Anyway, once La Wildenstein has been ushered to the VVVIP section, your correspondent manages to attract the attention of the right person and sneaks into the auditorium, where more chaos is ensuing. Everyone is clustered around a couple of desks where drink tickets are being distributed. It’s like feeding time at the zoo. Meanwhile, we’re passed around several administrative types before someone breaks the entirely predictable news that the blogger station doesn’t actually exist, and that we’re going to have to watch proceedings from the floor like everyone else.
In any case, there’s not much happening at the moment — the main point of interest is the cameraman wandering the venue with a contraption that involves a bottle of vodka affixed to the front of a video camera, filming noteworthy members of the crowd. He’s hardly spoilt for choice — we spy an eight-foot drag queen with a towering blonde wig that’s probably about another three feet high, a person of indeterminate gender in a jacket that’s like a mirrorball made into something you can wear, and a semi-naked dude who clearly got the only good pingers left on planet Earth, and took them all.
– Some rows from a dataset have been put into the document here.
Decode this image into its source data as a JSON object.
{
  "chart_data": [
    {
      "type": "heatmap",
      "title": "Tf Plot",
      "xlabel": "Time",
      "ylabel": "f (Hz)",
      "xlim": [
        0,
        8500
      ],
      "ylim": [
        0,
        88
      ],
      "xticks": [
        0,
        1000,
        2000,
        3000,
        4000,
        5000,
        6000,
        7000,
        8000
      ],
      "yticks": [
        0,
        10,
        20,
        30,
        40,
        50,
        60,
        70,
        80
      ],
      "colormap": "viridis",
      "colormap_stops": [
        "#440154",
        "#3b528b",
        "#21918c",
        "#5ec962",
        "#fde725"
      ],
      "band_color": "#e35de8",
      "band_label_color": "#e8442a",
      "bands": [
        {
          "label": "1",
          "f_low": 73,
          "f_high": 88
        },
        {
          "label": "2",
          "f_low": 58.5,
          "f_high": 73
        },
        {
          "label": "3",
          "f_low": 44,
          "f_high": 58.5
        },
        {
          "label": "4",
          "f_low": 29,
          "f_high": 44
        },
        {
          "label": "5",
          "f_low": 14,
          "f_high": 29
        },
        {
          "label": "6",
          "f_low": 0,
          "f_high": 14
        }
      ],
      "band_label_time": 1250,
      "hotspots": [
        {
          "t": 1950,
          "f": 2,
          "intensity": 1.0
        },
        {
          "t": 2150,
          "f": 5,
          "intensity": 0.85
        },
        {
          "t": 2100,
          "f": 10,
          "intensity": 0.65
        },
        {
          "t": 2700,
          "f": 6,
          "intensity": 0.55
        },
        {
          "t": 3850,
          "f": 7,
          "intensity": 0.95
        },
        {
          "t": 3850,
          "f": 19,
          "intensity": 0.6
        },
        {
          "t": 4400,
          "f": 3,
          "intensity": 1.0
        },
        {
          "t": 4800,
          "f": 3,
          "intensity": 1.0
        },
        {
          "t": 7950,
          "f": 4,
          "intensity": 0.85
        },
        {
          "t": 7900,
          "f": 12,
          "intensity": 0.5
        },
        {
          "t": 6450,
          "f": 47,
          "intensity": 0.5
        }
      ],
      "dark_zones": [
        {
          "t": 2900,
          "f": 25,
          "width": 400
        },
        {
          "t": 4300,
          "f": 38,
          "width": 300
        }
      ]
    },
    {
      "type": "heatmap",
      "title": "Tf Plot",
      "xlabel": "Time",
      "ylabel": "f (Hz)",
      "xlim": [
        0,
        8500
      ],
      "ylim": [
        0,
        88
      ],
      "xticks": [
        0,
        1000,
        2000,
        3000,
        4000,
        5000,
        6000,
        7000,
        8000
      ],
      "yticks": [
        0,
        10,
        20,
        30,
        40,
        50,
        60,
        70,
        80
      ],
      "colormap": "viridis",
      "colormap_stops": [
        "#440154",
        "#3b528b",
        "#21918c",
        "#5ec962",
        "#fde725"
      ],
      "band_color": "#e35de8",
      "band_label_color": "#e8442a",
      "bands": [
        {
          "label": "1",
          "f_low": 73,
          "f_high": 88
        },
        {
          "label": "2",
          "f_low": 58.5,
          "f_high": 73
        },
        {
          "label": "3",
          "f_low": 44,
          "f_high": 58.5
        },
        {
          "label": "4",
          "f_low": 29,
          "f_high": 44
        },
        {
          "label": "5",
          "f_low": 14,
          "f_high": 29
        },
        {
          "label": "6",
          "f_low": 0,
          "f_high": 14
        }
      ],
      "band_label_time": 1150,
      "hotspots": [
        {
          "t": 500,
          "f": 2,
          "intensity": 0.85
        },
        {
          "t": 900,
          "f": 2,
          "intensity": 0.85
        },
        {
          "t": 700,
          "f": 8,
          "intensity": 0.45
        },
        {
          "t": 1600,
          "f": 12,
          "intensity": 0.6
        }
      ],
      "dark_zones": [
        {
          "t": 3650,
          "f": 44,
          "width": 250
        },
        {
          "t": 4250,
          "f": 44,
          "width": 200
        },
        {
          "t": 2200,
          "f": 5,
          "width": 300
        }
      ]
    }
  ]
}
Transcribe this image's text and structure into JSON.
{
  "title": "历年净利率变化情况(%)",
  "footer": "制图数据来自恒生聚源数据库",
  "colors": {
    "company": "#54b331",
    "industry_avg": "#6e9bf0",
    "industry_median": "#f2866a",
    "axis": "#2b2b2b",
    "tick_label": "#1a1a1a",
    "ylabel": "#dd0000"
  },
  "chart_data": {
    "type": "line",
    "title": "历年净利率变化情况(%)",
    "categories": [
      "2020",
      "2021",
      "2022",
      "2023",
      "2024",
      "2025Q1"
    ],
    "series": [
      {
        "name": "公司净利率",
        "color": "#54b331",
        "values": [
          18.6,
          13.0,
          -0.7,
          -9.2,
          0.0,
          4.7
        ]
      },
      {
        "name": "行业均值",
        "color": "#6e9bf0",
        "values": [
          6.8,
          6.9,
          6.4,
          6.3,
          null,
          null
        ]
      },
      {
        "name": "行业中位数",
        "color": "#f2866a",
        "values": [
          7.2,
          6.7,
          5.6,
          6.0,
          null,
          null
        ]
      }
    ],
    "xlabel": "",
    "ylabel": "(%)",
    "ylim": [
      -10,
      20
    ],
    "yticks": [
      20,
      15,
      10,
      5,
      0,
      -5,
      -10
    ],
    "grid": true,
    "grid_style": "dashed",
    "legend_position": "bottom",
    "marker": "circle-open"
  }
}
At once.
There’s meant to be a dance performance at 10pm, but instead, there’s a good two and a half hours’ worth of the sort of interminable dicking around that a travelling hip hop act would be proud of before anything starts happening on stage. Finally, a series of dance troupes are introduced for a show organised along national lines of questionable geographic accuracy (A is for Argentina, B is for… um, Bangkok). It looks for a moment that we’re going to work our way through the entire alphabet, at which point your correspondent starts to lose the will do live… but no, after a desultory trip around the globe, the national stereotypes are replaced by a series of pneumatic-looking people who look like characters from a ’90s martial arts video game (and have names to match — Skorpion, Maya Chino, Latesha, Lil Buck, Princess Lockeroo). These, apparently, are our contestants.
What follows is basically a reality TV show on stage — the dancers are put through their paces, both solo and in group routines, and reduced in number to a shortlist of four for Madonna to choose from. And wait, here she is! The gossip rags the next day will gush excitedly that Madonna’s sporting an “entirely new look”, but she looks suspiciously like, um, Madonna to us, instantly recognizable even from several parsecs away (which is the closest we can get to the stage).
She joins the contestants for a slick dance routine, and then makes what appears a pretty arbitrary choice — the dancers are all intimidatingly good, and it’s hard to see how you could choose any one of them over the others. But, the deed needs to be done, and so it is that Lil Buck of Memphis, Tennessee, becomes Madonna’s newest backup dancer. He’s clearly over the moon, and makes a charmingly incoherent speech about how his entire life has led up to this point.
Madonna, meanwhile, gives the crowd a regal wave and exits stage left. She’s been on show for about half an hour, tops. Nice work if you can get it, eh?